CamDavidsonPilon / lifelines

Survival analysis in Python
lifelines.readthedocs.org
MIT License
2.32k stars 551 forks source link

CI Table Not Outputting For All Classes In Column #1525

Closed sapaca closed 1 year ago

sapaca commented 1 year ago

For this code:

for name, grouped_df in df.groupby('mar'):
    kmf = KaplanMeierFitter(alpha=alpha)
    kmf.fit(durations=grouped_df['week'], event_observed=grouped_df['arrest'], label=name)

After running the fit above and executing this:

kmf.confidence_interval_

only 1 class is generated for the output table even though plotting will show the CI estimates (shaded area) for all classes in the column of interest.

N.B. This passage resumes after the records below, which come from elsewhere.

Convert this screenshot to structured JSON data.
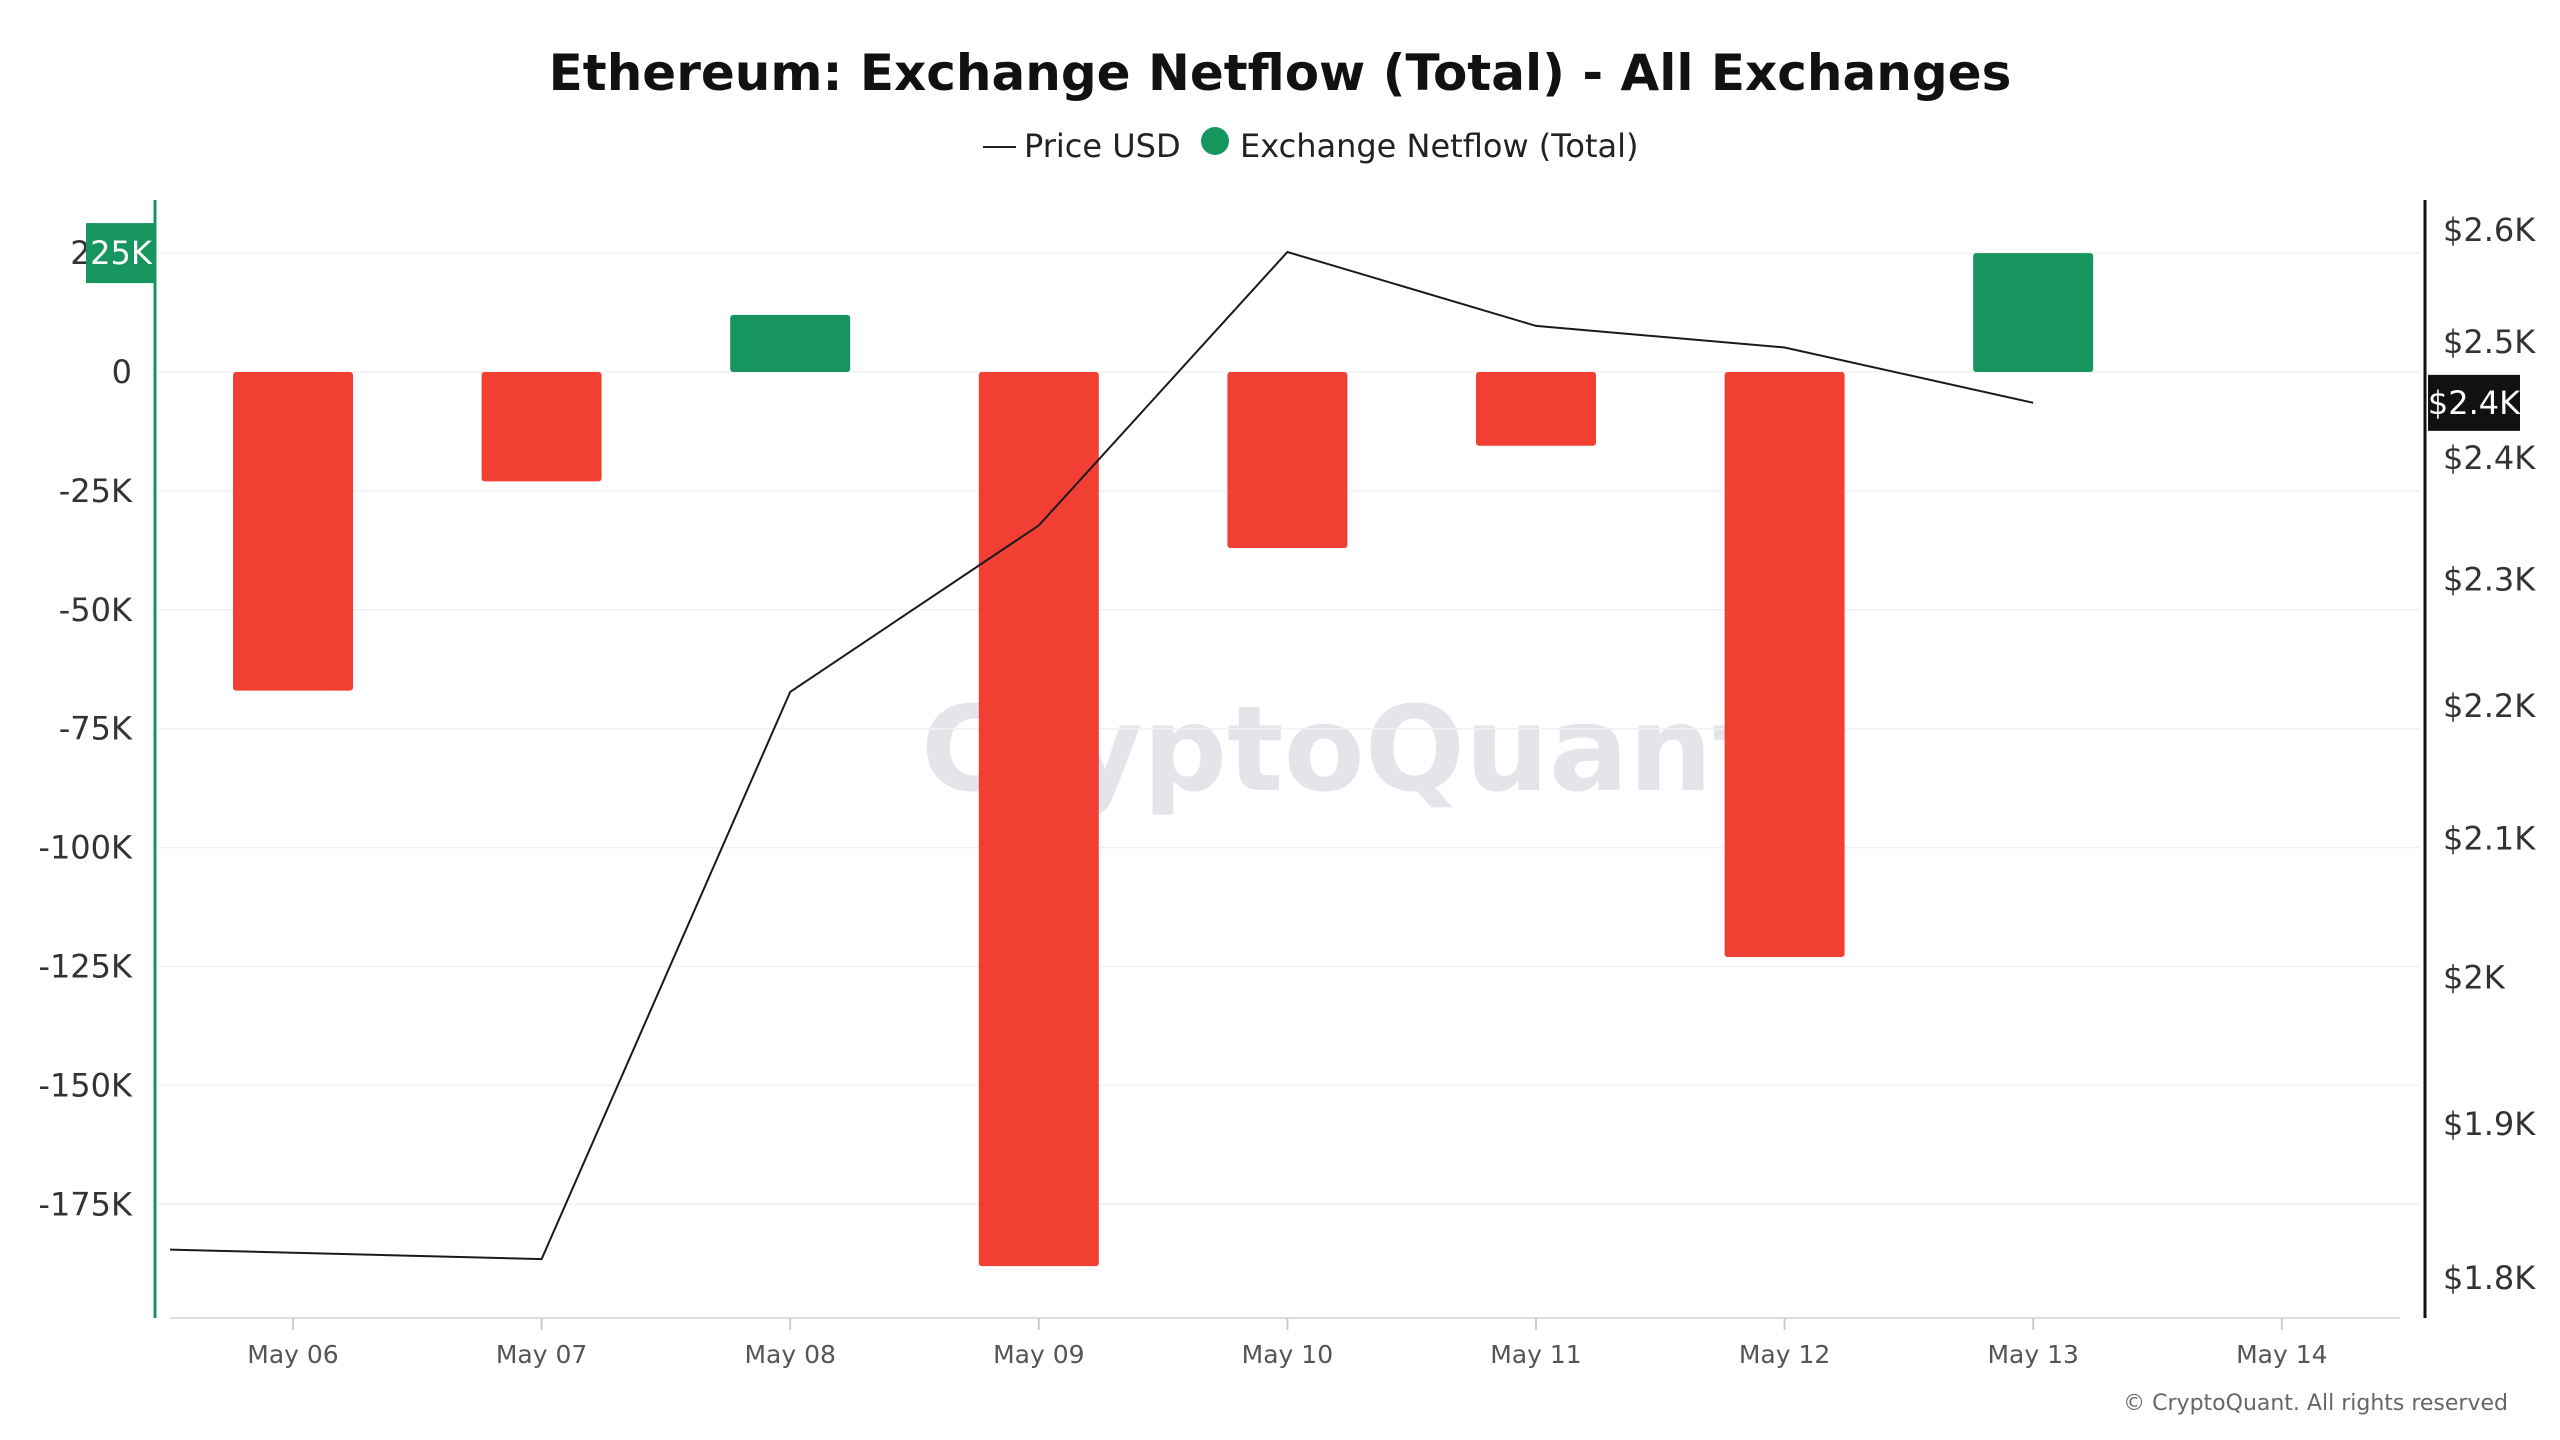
{
  "chart_data": {
    "type": "bar",
    "title": "Ethereum: Exchange Netflow (Total) - All Exchanges",
    "legend": [
      {
        "label": "Price USD",
        "marker": "line",
        "color": "#222222"
      },
      {
        "label": "Exchange Netflow (Total)",
        "marker": "dot",
        "color": "#16955f"
      }
    ],
    "legend_position": "top-center",
    "categories": [
      "May 06",
      "May 07",
      "May 08",
      "May 09",
      "May 10",
      "May 11",
      "May 12",
      "May 13",
      "May 14"
    ],
    "series": [
      {
        "name": "Exchange Netflow (Total)",
        "type": "bar",
        "axis": "left",
        "values": [
          -67000,
          -23000,
          12000,
          -188000,
          -37000,
          -15500,
          -123000,
          25000,
          null
        ],
        "positive_color": "#16955f",
        "negative_color": "#f23f33"
      },
      {
        "name": "Price USD",
        "type": "line",
        "axis": "right",
        "values": [
          1818,
          1812,
          2211,
          2344,
          2580,
          2514,
          2495,
          2447,
          null
        ],
        "color": "#1a1a1a"
      }
    ],
    "y_left": {
      "ticks": [
        25000,
        0,
        -25000,
        -50000,
        -75000,
        -100000,
        -125000,
        -150000,
        -175000
      ],
      "tick_labels": [
        "25K",
        "0",
        "-25K",
        "-50K",
        "-75K",
        "-100K",
        "-125K",
        "-150K",
        "-175K"
      ],
      "range": [
        -198000,
        25000
      ],
      "axis_color": "#16955f",
      "highlight_label": "25K"
    },
    "y_right": {
      "ticks": [
        2600,
        2500,
        2400,
        2300,
        2200,
        2100,
        2000,
        1900,
        1800
      ],
      "tick_labels": [
        "$2.6K",
        "$2.5K",
        "$2.4K",
        "$2.3K",
        "$2.2K",
        "$2.1K",
        "$2K",
        "$1.9K",
        "$1.8K"
      ],
      "scale": "log",
      "axis_color": "#111111",
      "current_value_label": "$2.4K",
      "current_value": 2447
    },
    "grid": "horizontal",
    "watermark": "CryptoQuant",
    "copyright": "© CryptoQuant. All rights reserved"
  }
}
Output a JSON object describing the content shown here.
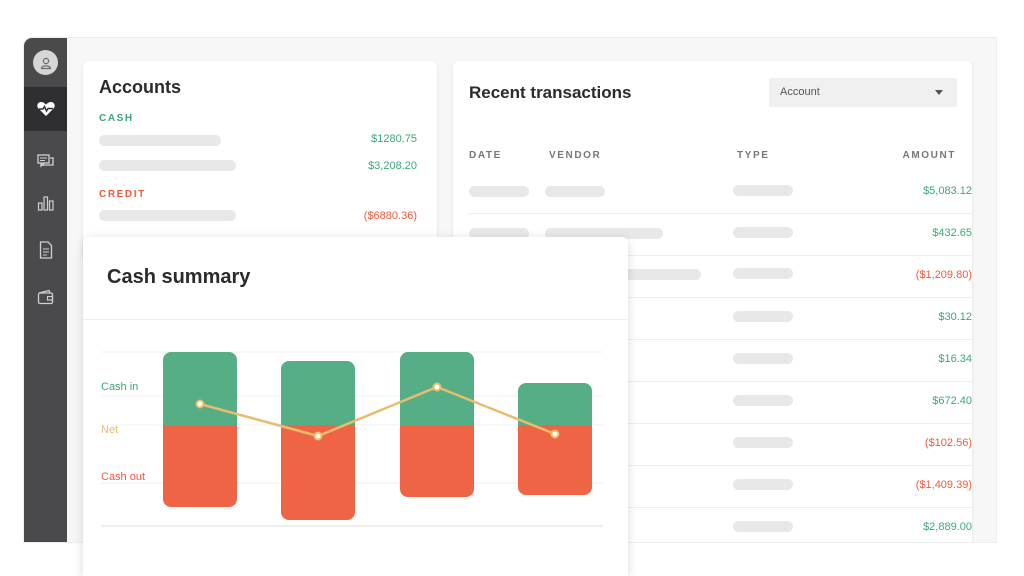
{
  "sidebar": {
    "icons": [
      "user-icon",
      "heartbeat-icon",
      "chat-icon",
      "bar-chart-icon",
      "document-icon",
      "wallet-icon"
    ]
  },
  "accounts": {
    "title": "Accounts",
    "cash_label": "CASH",
    "cash_amounts": [
      "$1280.75",
      "$3,208.20"
    ],
    "credit_label": "CREDIT",
    "credit_amounts": [
      "($6880.36)"
    ]
  },
  "transactions": {
    "title": "Recent transactions",
    "account_select": "Account",
    "headers": {
      "date": "DATE",
      "vendor": "VENDOR",
      "type": "TYPE",
      "amount": "AMOUNT"
    },
    "amounts": [
      "$5,083.12",
      "$432.65",
      "($1,209.80)",
      "$30.12",
      "$16.34",
      "$672.40",
      "($102.56)",
      "($1,409.39)",
      "$2,889.00"
    ]
  },
  "cash_summary": {
    "title": "Cash summary",
    "legend": {
      "cash_in": "Cash in",
      "net": "Net",
      "cash_out": "Cash out"
    }
  },
  "colors": {
    "sidebar": "#4a4a4c",
    "positive": "#3aa876",
    "negative": "#ef5a3c",
    "cash_in": "#55ae86",
    "cash_out": "#ef6444",
    "net": "#e8bd6d"
  },
  "chart_data": {
    "type": "bar",
    "categories": [
      "",
      "",
      "",
      ""
    ],
    "series": [
      {
        "name": "Cash in",
        "values": [
          73,
          64,
          73,
          42
        ]
      },
      {
        "name": "Cash out",
        "values": [
          -82,
          -95,
          -72,
          -70
        ]
      },
      {
        "name": "Net",
        "values": [
          21,
          -11,
          38,
          -9
        ]
      }
    ],
    "ylim": [
      -100,
      85
    ]
  }
}
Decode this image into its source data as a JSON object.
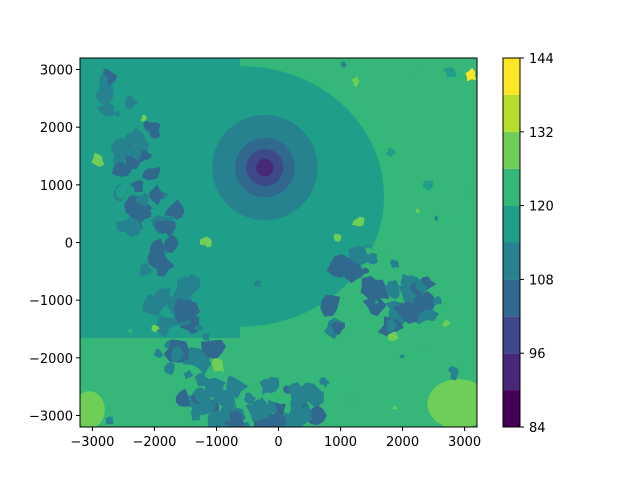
{
  "chart_data": {
    "type": "heatmap",
    "subtype": "filled-contour",
    "title": "",
    "xlabel": "",
    "ylabel": "",
    "xlim": [
      -3200,
      3200
    ],
    "ylim": [
      -3200,
      3200
    ],
    "x_ticks": [
      -3000,
      -2000,
      -1000,
      0,
      1000,
      2000,
      3000
    ],
    "y_ticks": [
      -3000,
      -2000,
      -1000,
      0,
      1000,
      2000,
      3000
    ],
    "colorbar": {
      "levels": [
        84,
        90,
        96,
        102,
        108,
        114,
        120,
        126,
        132,
        138,
        144
      ],
      "tick_labels": [
        84,
        96,
        108,
        120,
        132,
        144
      ],
      "band_colors": [
        "#440154",
        "#482878",
        "#3e4989",
        "#31688e",
        "#26828e",
        "#1f9e89",
        "#35b779",
        "#6ece58",
        "#b5de2b",
        "#fde725"
      ]
    },
    "features": [
      {
        "kind": "minimum",
        "center": [
          -220,
          1300
        ],
        "value": 87,
        "note": "deep low surrounded by concentric rings of ~96, 102, 108, 114"
      },
      {
        "kind": "ring",
        "center": [
          -220,
          1300
        ],
        "radius": 1200,
        "value": 114
      },
      {
        "kind": "field",
        "region": "most of domain",
        "value_range": [
          108,
          126
        ]
      }
    ]
  }
}
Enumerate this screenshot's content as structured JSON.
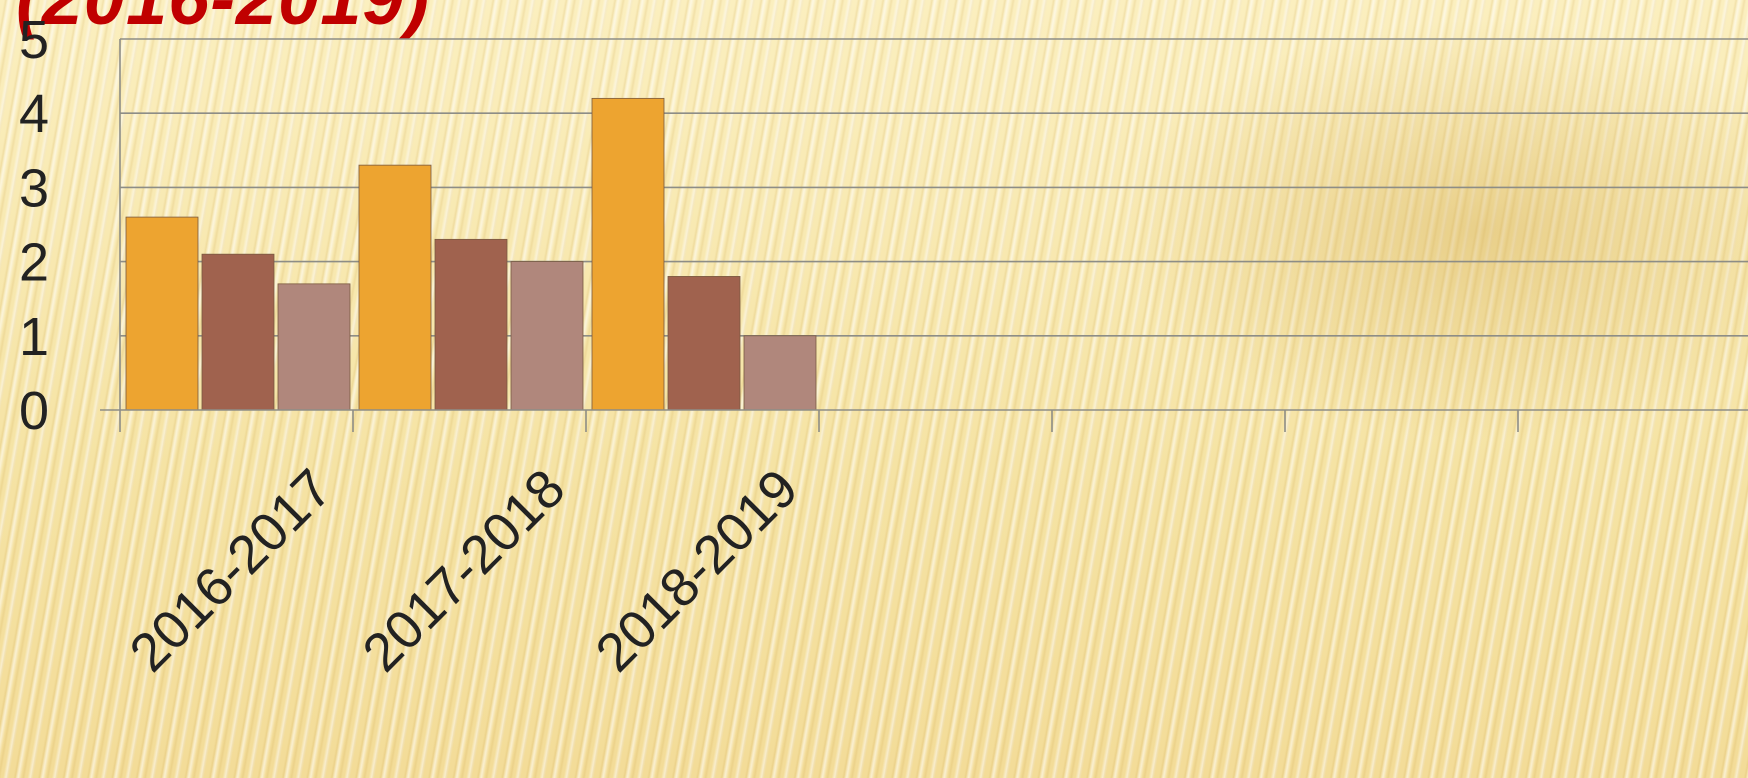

In the below output I would expect to see a 0_lower_0.95 and 0_upper_0.5 column as well.

1_lower_0.95 1_upper_0.95
0.0 1.000000 1.000000
12.0 0.873516 0.997320
23.0 0.857428 0.990427
26.0 0.834689 0.981385
39.0 0.811287 0.970985
42.0 0.788081 0.959609
43.0 0.742813 0.934739
46.0 0.720761 0.921486
52.0 0.720761 0.921486
CamDavidsonPilon commented 1 year ago

I suspect it's because you are re-assigning the kmf variable, so the last iteration defines what kmf is (which is a KaplanMeierFitter trained only on data where mar=1).

I suggest breaking this into something like:

kmfs = {}
for name, grouped_df in df.groupby('mar'):
    kmf = KaplanMeierFitter(alpha=alpha)
    kmf.fit(durations=grouped_df['week'], event_observed=grouped_df['arrest'], label=name)
    kmfs[name] = kmf

And then you have access to all kfms:

print(kmfs[0]. confidence_interval_)
print(kmfs[1]. confidence_interval_)
sapaca commented 1 year ago

Perfect, thank you. That works for me, I appreciate it!